In this scenario I no longer get any data callbacks, instead I get error callback periodically (poll timeout).

I believe the problem is here:

https://github.com/RustAudio/cpal/blob/7776c6634a8e21e2a585358545141fe091c38320/src/host/alsa/mod.rs#L604-L609

The call to prepare() passes OK, but the stream is stopped - according to ALSA, this call changes the state to SND_PCM_STATE_PREPARED, there also need to be a call to start() to transition to SND_PCM_STATE_RUNNING and re-enable data flow.

I'm a bit confused here about what is the intended cpal behavior here:

  1. The third scenario is when ioctl(SNDRV_PCM_IOCTL_READI_FRAMES) fails with EPIPE:
476728 1669022521.635527 poll([{fd=3, events=POLLIN}, {fd=5, events=POLLIN|POLLERR|POLLNVAL}], 2, 200) = 1 ([{fd=5,        revents=POLLIN}])
476728 1669022521.636362 ioctl(5, SNDRV_PCM_IOCTL_STATUS_EXT, 0x7f8b2368af88) = 0
476728 1669022521.636521 ioctl(5, SNDRV_PCM_IOCTL_HWSYNC, 0x98) = 0
476728 1669022521.636681 ioctl(5, SNDRV_PCM_IOCTL_READI_FRAMES, 0x7f8b2368b760) = -1 EPIPE (Broken pipe)
476728 1669022521.636777 write(1, "Die! A backend-specific error has occurred: ALSA function 'snd_pcm_readi' failed with error 'EPIPE: Broken pipe'\n", 113) = 113
476728 1669022521.636823 poll([{fd=3, events=POLLIN}, {fd=5, events=POLLIN|POLLERR|POLLNVAL}], 2, 200) = 1 ([{fd=5,        revents=POLLIN|POLLERR}])
476728 1669022521.636860 poll([{fd=3, events=POLLIN}, {fd=5, events=POLLIN|POLLERR|POLLNVAL}], 2, 200) = 1 ([{fd=5,        revents=POLLIN|POLLERR}])
476728 1669022521.636892 poll([{fd=3, events=POLLIN}, {fd=5, events=POLLIN|POLLERR|POLLNVAL}], 2, 200) = 1 ([{fd=5,        revents=POLLIN|POLLERR}])

Here, the error from process_input() is properly delivered to my error callback, but then we enter the tight loop scenario, due to POLLERR not being recognized.

ashleysmithgpu commented 9 months ago

Just a quick note that I ran in to this issue as-well. I was getting constant ALSA lib pcm.c:8545:(snd_pcm_recover) "overrun" occurred errors. I changed the code to add the suggested:

            PollDescriptorsFlow::XRun => {
                if let Err(err) = stream.channel.prepare() {
                    error_callback(err.into());
                }
                if let Err(err) = stream.channel.start() {
                    error_callback(err.into());
                }
                continue;
            }

And it seems to work fine now. I still get the overruns, but it gracefully continues. I am running on a raspberry PI zero w with the respeaker 2mic board attached.

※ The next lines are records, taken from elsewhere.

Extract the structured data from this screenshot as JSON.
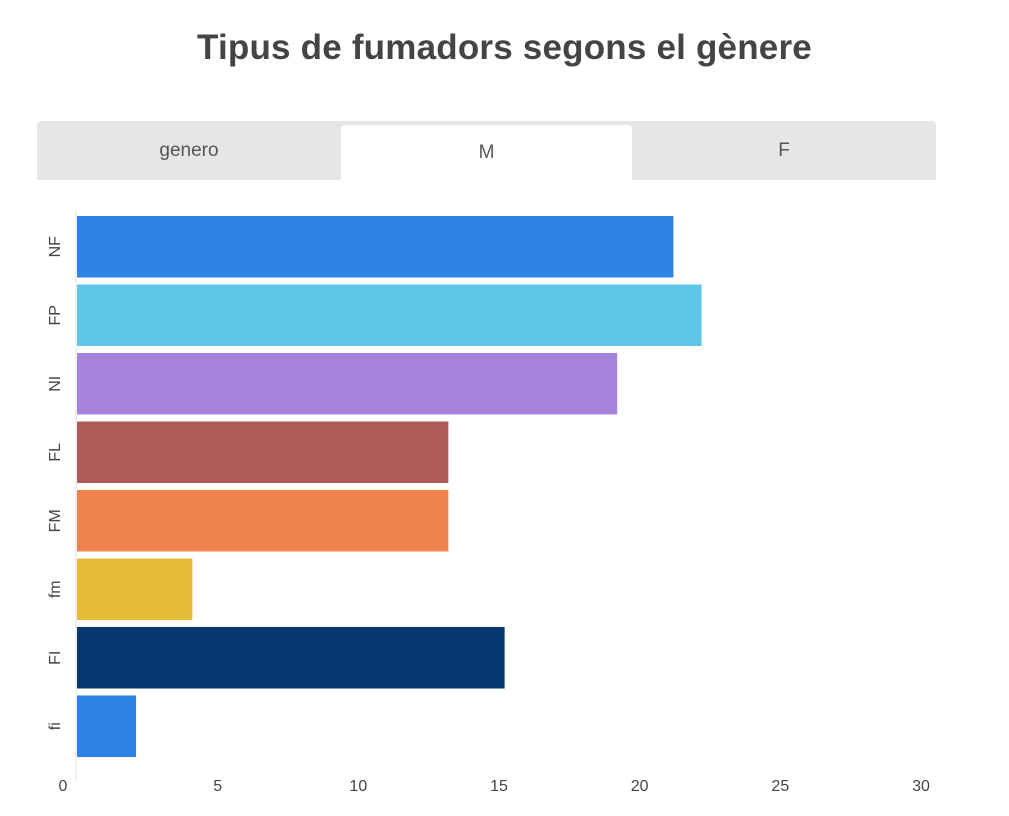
{
  "tabs": [
    {
      "label": "genero"
    },
    {
      "label": "M"
    },
    {
      "label": "F"
    }
  ],
  "active_tab": 1,
  "chart_data": {
    "type": "bar",
    "orientation": "horizontal",
    "title": "Tipus de fumadors segons el gènere",
    "xlabel": "",
    "ylabel": "",
    "categories": [
      "NF",
      "FP",
      "NI",
      "FL",
      "FM",
      "fm",
      "FI",
      "fi"
    ],
    "values": [
      21.2,
      22.2,
      19.2,
      13.2,
      13.2,
      4.1,
      15.2,
      2.1
    ],
    "colors": [
      "#2f83e4",
      "#5dc6e6",
      "#a583dd",
      "#b05a58",
      "#ef834f",
      "#e5ba36",
      "#07376f",
      "#2f83e4"
    ],
    "xlim": [
      0,
      30
    ],
    "xticks": [
      0,
      5,
      10,
      15,
      20,
      25,
      30
    ],
    "grid": false,
    "legend": "none"
  }
}
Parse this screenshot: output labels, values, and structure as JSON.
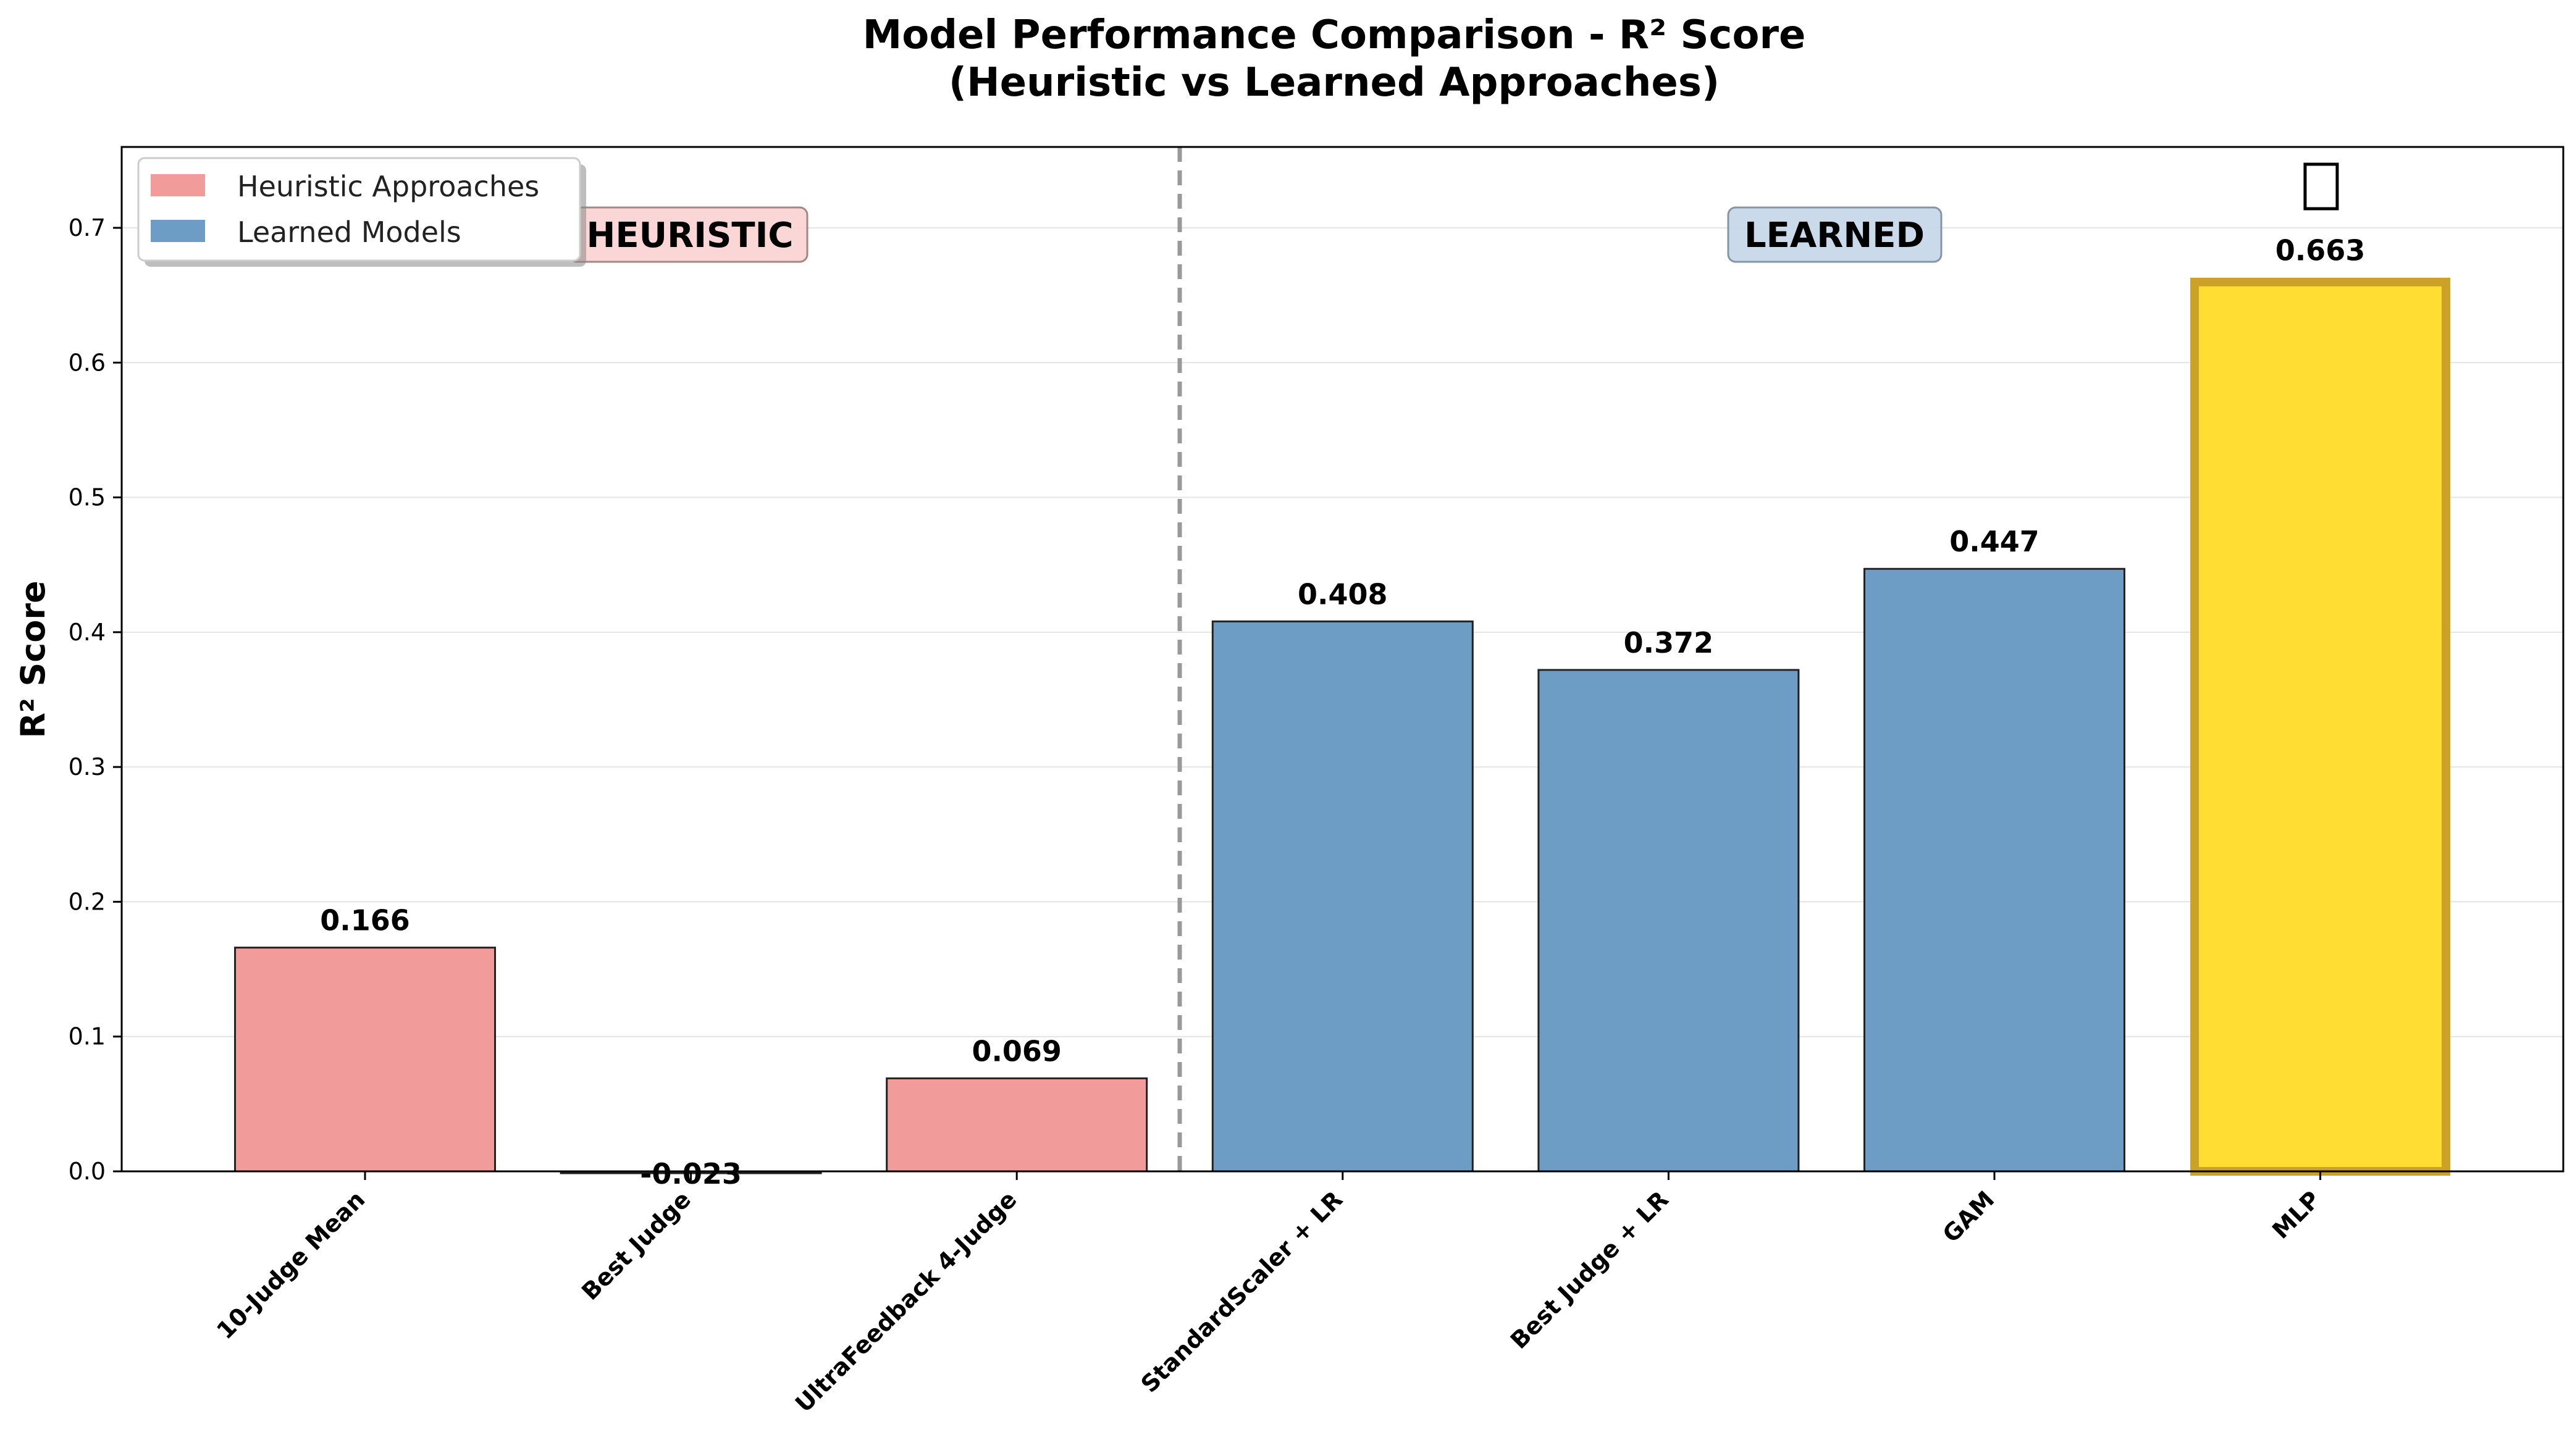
{
  "chart_data": {
    "type": "bar",
    "title": "Model Performance Comparison - R² Score",
    "subtitle": "(Heuristic vs Learned Approaches)",
    "ylabel": "R² Score",
    "xlabel": "",
    "ylim": [
      0,
      0.76
    ],
    "yticks": [
      0.0,
      0.1,
      0.2,
      0.3,
      0.4,
      0.5,
      0.6,
      0.7
    ],
    "ytick_labels": [
      "0.0",
      "0.1",
      "0.2",
      "0.3",
      "0.4",
      "0.5",
      "0.6",
      "0.7"
    ],
    "grid": "horizontal",
    "categories": [
      "10-Judge Mean",
      "Best Judge",
      "UltraFeedback 4-Judge",
      "StandardScaler + LR",
      "Best Judge + LR",
      "GAM",
      "MLP"
    ],
    "values": [
      0.166,
      -0.023,
      0.069,
      0.408,
      0.372,
      0.447,
      0.663
    ],
    "value_labels": [
      "0.166",
      "-0.023",
      "0.069",
      "0.408",
      "0.372",
      "0.447",
      "0.663"
    ],
    "groups": [
      "heuristic",
      "heuristic",
      "heuristic",
      "learned",
      "learned",
      "learned",
      "best"
    ],
    "legend": {
      "placement": "top-left",
      "entries": [
        {
          "label": "Heuristic Approaches",
          "color": "#f29b9b"
        },
        {
          "label": "Learned Models",
          "color": "#6d9cc5"
        }
      ]
    },
    "annotations": {
      "heuristic_label": "HEURISTIC",
      "learned_label": "LEARNED",
      "best_marker_icon": "trophy-icon",
      "separator": "dashed vertical line between heuristic and learned groups"
    },
    "colors": {
      "heuristic": "#f29b9b",
      "learned": "#6d9cc5",
      "best_fill": "#ffdd33",
      "best_edge": "#c9a227",
      "heuristic_badge": "#fad4d4",
      "learned_badge": "#c8d9ea",
      "separator": "#999999"
    }
  }
}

codepainters commented 9 months ago

I have moved away from CPAL altogether. My application only needs to work on Linux (Windows was a nice-to-have feature), and I only need a simple record capability (and I also use Respeaker!).

I decided to switch to raw alsa, which solved all my problems. I was initially afraid of the low-level interface, but it turned out surprisingly easy.